# PC won't recognize Fascinate?



## xcoryedgex (Jul 2, 2011)

I searched for this problem but it seems I'm alone here. When I plug my phone into my computer it won't recognize it. As in it's the same as plugging it into the outlet. Nothing comes up on my phone and my computer doesn't even acknowledge the fact that there's anything plugged in. I checked my drivers and everything says it's working properly. I'm running ICS and I've flashed multiple ROMs (Gummy, multiple versions of AOKP Glitched as well as nonGlitched. I'm currently on AOKPCB. I've even tried mounting USB in Recovery.... any help would be much appreciated. I'm sure there's an easy solution but I can't seem to figure it out.


----------



## larryp1962 (Aug 31, 2011)

xcoryedgex said:


> I searched for this problem but it seems I'm alone here. When I plug my phone into my computer it won't recognize it. As in it's the same as plugging it into the outlet. Nothing comes up on my phone and my computer doesn't even acknowledge the fact that there's anything plugged in. I checked my drivers and everything says it's working properly. I'm running ICS and I've flashed multiple ROMs (Gummy, multiple versions of AOKP Glitched as well as nonGlitched. I'm currently on AOKPCB. I've even tried mounting USB in Recovery.... any help would be much appreciated. I'm sure there's an easy solution but I can't seem to figure it out.


Have you tried a different USB cable? Or another USB port on ur PC ?


----------



## xcoryedgex (Jul 2, 2011)

I tried every USB port on my computer, my USB cable, my dad's (which has the same phone and I've flashed AOKP on his phone as well and my computer detects his phone) and my mom's USB cable. (She has a Droid4)


----------



## Onebryteday (Jun 13, 2011)

xcoryedgex said:


> I tried every USB port on my computer, my USB cable, my dad's (which has the same phone and I've flashed AOKP on his phone as well and my computer detects his phone) and my mom's USB cable. (She has a Droid4)


Your PC can still copy files to/from the other phones? Just not your phone? What phone, PC OS?

You may need a jig to get your phone to download mode.

I've used this site to get a jig - just in case! http://mobiletechvideos.mybigcommerce.com/

Let us know how this goes.


----------



## xcoryedgex (Jul 2, 2011)

Yeah, it's just my phone. My Toshiba Satellite has Windows Vista. Everything about my phone is posted above. What is that jig going to do, by the way? I just want it to be able to transfer files to/from my PC using USB mass storage, basically.

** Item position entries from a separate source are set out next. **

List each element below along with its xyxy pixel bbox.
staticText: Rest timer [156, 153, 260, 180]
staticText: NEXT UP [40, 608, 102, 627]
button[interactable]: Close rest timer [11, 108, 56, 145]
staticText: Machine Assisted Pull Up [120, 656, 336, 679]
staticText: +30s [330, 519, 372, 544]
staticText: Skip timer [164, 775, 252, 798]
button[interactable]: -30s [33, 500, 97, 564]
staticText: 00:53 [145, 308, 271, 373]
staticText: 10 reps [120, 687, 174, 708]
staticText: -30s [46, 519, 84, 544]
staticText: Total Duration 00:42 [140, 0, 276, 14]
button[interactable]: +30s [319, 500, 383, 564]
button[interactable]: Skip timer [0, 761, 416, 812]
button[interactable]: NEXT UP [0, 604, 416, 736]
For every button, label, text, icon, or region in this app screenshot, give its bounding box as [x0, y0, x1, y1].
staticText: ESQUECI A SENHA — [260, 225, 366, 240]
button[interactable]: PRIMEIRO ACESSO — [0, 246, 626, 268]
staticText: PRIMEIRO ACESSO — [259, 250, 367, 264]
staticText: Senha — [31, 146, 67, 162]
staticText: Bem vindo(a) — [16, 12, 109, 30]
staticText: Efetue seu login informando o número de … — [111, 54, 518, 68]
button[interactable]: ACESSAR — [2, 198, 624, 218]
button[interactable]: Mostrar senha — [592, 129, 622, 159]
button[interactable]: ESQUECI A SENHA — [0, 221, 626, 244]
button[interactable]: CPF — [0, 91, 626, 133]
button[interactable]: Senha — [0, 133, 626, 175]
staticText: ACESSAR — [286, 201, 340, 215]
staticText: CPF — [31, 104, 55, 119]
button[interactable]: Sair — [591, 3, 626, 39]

ODIN still reads it in download mode.


----------



## larryp1962 (Aug 31, 2011)

Thats strange that Odin reconizes your phone.

If you want to copy files from your PC to your phone or vice versa, why don't you get an SD card adapter and copy files to your SD card In Your PC card slot

Or will it charge??

Have you tried flashing a different rom?


----------



## larryp1962 (Aug 31, 2011)

Well did you ever figure it out???

Noticed you've been online and no response


----------



## xcoryedgex (Jul 2, 2011)

My computer keeps me logged in. I've been trying but I just don't get it.


----------



## Onebryteday (Jun 13, 2011)

xcoryedgex said:


> My computer keeps me logged in. I've been trying but I just don't get it.


If ODIN recognizes your phone then why not flash back to a stock rom?

The stock rom should give you normal results. Unless your phone has been damaged in some way.
Otherwise idk.


----------



## xcoryedgex (Jul 2, 2011)

Onebryteday said:


> If ODIN recognizes your phone then why not flash back to a stock rom?
> 
> The stock rom should give you normal results. Unless your phone has been damaged in some way.
> Otherwise idk.


I was planning on doing that tonight. I would've liked to have found another way. I guess as long as I make a total backup in recover and come back I really have nothing to lose.


----------



## xcoryedgex (Jul 2, 2011)

I didn't do anything to my phone and today I plugged it into my computer, and, it recognized it... I have no idea how or why..


----------